Sure. First and foremost, do you have permission from your customers who you're researching and reporting on here? If you do, great, ignore me. If not you'd be breaching (my) trust if I was one of them. The data is not yours and it may be possible to infer who these datapoints belong to if so desired. If one could do that, they may be able to gain competitive advantage or otherwise exploit knowledge of infrastructure (social engineering for example).
There is a big difference, IMO, in someone like backblaze releasing statistics. They own all of the hardware and they choose to release the data themselves. You (on the surface) appear to be harvesting data from your customers, digging through it, and presenting it. You also point out very specific cases, rather than aggregate pseudonymous data.
You are collecting sensitive data from your customers environments. This doesn't inspire confidence that you treat it as such.
Sure... so, showing "here is a weird disk pattern -- they were running X on top of it -- consider not running X on SSD" with a sampleset of 1 is a logical fallacy and kinda a bizarre post.

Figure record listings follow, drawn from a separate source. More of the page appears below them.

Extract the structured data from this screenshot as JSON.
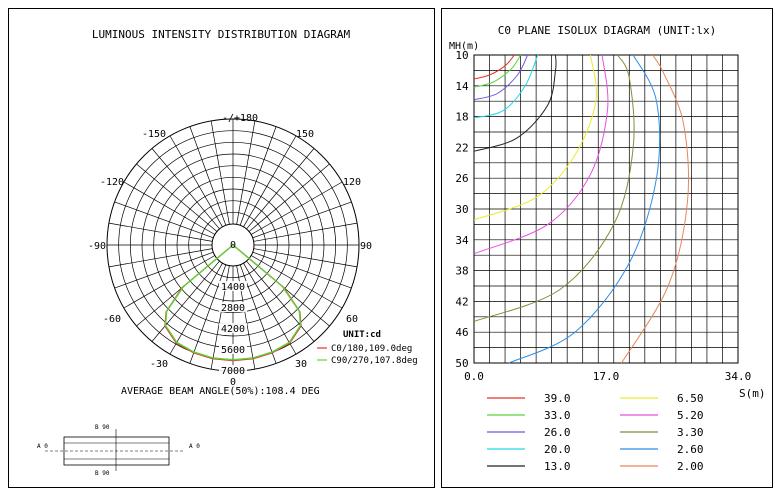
{
  "left": {
    "title": "LUMINOUS INTENSITY DISTRIBUTION DIAGRAM",
    "angle_labels": {
      "top": "-/+180",
      "left150": "-150",
      "right150": "150",
      "left120": "-120",
      "right120": "120",
      "left90": "-90",
      "right90": "90",
      "left60": "-60",
      "right60": "60",
      "left30": "-30",
      "right30": "30",
      "bottom": "0"
    },
    "radial_labels": [
      "0",
      "1400",
      "2800",
      "4200",
      "5600",
      "7000"
    ],
    "unit": "UNIT:cd",
    "legend": [
      {
        "label": "C0/180,109.0deg",
        "color": "#e8332b"
      },
      {
        "label": "C90/270,107.8deg",
        "color": "#5cd43c"
      }
    ],
    "beam_angle": "AVERAGE BEAM ANGLE(50%):108.4 DEG",
    "schematic": {
      "b90_top": "B 90",
      "b90_bottom": "B 90",
      "a0_left": "A 0",
      "a0_right": "A 0"
    }
  },
  "right": {
    "title": "C0 PLANE ISOLUX DIAGRAM (UNIT:lx)",
    "ylabel": "MH(m)",
    "xlabel": "S(m)",
    "y_ticks": [
      "10",
      "14",
      "18",
      "22",
      "26",
      "30",
      "34",
      "38",
      "42",
      "46",
      "50"
    ],
    "x_ticks": [
      "0.0",
      "17.0",
      "34.0"
    ],
    "legend": [
      {
        "value": "39.0",
        "color": "#e8332b"
      },
      {
        "value": "33.0",
        "color": "#5cd43c"
      },
      {
        "value": "26.0",
        "color": "#6a5ae8"
      },
      {
        "value": "20.0",
        "color": "#22d8e6"
      },
      {
        "value": "13.0",
        "color": "#222222"
      },
      {
        "value": "6.50",
        "color": "#eaea2e"
      },
      {
        "value": "5.20",
        "color": "#e84fe0"
      },
      {
        "value": "3.30",
        "color": "#8c8a3a"
      },
      {
        "value": "2.60",
        "color": "#2c8ee8"
      },
      {
        "value": "2.00",
        "color": "#e8875a"
      }
    ]
  },
  "chart_data": [
    {
      "type": "polar",
      "title": "LUMINOUS INTENSITY DISTRIBUTION DIAGRAM",
      "unit": "cd",
      "r_range": [
        0,
        7000
      ],
      "radial_ticks": [
        0,
        1400,
        2800,
        4200,
        5600,
        7000
      ],
      "angle_ticks": [
        -180,
        -150,
        -120,
        -90,
        -60,
        -30,
        0,
        30,
        60,
        90,
        120,
        150,
        180
      ],
      "series": [
        {
          "name": "C0/180,109.0deg",
          "color": "#e8332b",
          "angles": [
            -55,
            -50,
            -45,
            -40,
            -30,
            -20,
            -10,
            0,
            10,
            20,
            30,
            40,
            45,
            50,
            55
          ],
          "intensity": [
            0,
            3000,
            4900,
            5650,
            6150,
            6250,
            6300,
            6300,
            6300,
            6250,
            6150,
            5650,
            4900,
            3000,
            0
          ]
        },
        {
          "name": "C90/270,107.8deg",
          "color": "#5cd43c",
          "angles": [
            -55,
            -50,
            -45,
            -40,
            -30,
            -20,
            -10,
            0,
            10,
            20,
            30,
            40,
            45,
            50,
            55
          ],
          "intensity": [
            0,
            2900,
            4850,
            5600,
            6100,
            6200,
            6250,
            6250,
            6250,
            6200,
            6100,
            5600,
            4850,
            2900,
            0
          ]
        }
      ],
      "beam_angle_avg_deg": 108.4
    },
    {
      "type": "contour",
      "title": "C0 PLANE ISOLUX DIAGRAM (UNIT:lx)",
      "xlabel": "S(m)",
      "ylabel": "MH(m)",
      "xlim": [
        0,
        34
      ],
      "ylim": [
        10,
        50
      ],
      "series": [
        {
          "name": "39.0",
          "color": "#e8332b",
          "points": [
            [
              0,
              13.1
            ],
            [
              2,
              12.6
            ],
            [
              4,
              11.4
            ],
            [
              5.2,
              10
            ]
          ]
        },
        {
          "name": "33.0",
          "color": "#5cd43c",
          "points": [
            [
              0,
              14.2
            ],
            [
              2.5,
              13.5
            ],
            [
              4.8,
              11.8
            ],
            [
              6,
              10
            ]
          ]
        },
        {
          "name": "26.0",
          "color": "#6a5ae8",
          "points": [
            [
              0,
              15.8
            ],
            [
              3,
              15
            ],
            [
              5.6,
              12.6
            ],
            [
              6.9,
              10
            ]
          ]
        },
        {
          "name": "20.0",
          "color": "#22d8e6",
          "points": [
            [
              0,
              18.2
            ],
            [
              3.8,
              17.2
            ],
            [
              6.6,
              14
            ],
            [
              8.2,
              10
            ]
          ]
        },
        {
          "name": "13.0",
          "color": "#222222",
          "points": [
            [
              0,
              22.5
            ],
            [
              5.5,
              20.8
            ],
            [
              9.5,
              16.5
            ],
            [
              10.5,
              12
            ],
            [
              10.5,
              10
            ]
          ]
        },
        {
          "name": "6.50",
          "color": "#eaea2e",
          "points": [
            [
              0,
              31.4
            ],
            [
              8,
              28.5
            ],
            [
              13,
              23
            ],
            [
              15.7,
              16
            ],
            [
              15,
              10
            ]
          ]
        },
        {
          "name": "5.20",
          "color": "#e84fe0",
          "points": [
            [
              0,
              35.8
            ],
            [
              9.5,
              32
            ],
            [
              15,
              25.5
            ],
            [
              17.2,
              17
            ],
            [
              16.5,
              10
            ]
          ]
        },
        {
          "name": "3.30",
          "color": "#8c8a3a",
          "points": [
            [
              0,
              44.6
            ],
            [
              11,
              40.5
            ],
            [
              18,
              32
            ],
            [
              20.5,
              22
            ],
            [
              20,
              13
            ],
            [
              18.5,
              10
            ]
          ]
        },
        {
          "name": "2.60",
          "color": "#2c8ee8",
          "points": [
            [
              4.5,
              50
            ],
            [
              13,
              46
            ],
            [
              20,
              37
            ],
            [
              23.5,
              26
            ],
            [
              23.5,
              16
            ],
            [
              20.5,
              10
            ]
          ]
        },
        {
          "name": "2.00",
          "color": "#e8875a",
          "points": [
            [
              19,
              50
            ],
            [
              25,
              40
            ],
            [
              27.5,
              29
            ],
            [
              27,
              19
            ],
            [
              24.5,
              12.5
            ],
            [
              23,
              10
            ]
          ]
        }
      ]
    }
  ]
}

For small samplesets, going deep to understand unnecessary writes, tuning the clients and showing less SSD wear after tuning would be interesting. Or, assuming you have more than 1 client of each of these situations aggregating the data to show patterns would be far more useful. As has been mentioned elsewhere, for inspiration, Backblaze has really nice posts analyzing their device wear.
But while we do have a lot of clients, I really think that all of their setups are unique in some way. So starting from that we didn't find more Redises on ceph dumping a lot.
> tuning the clients and showing less SSD wear after tuning would be interesting.
Is just not an option for us, as we only do monitoring and don't have any ways of tuning.
What potential problems do you see?
Thanks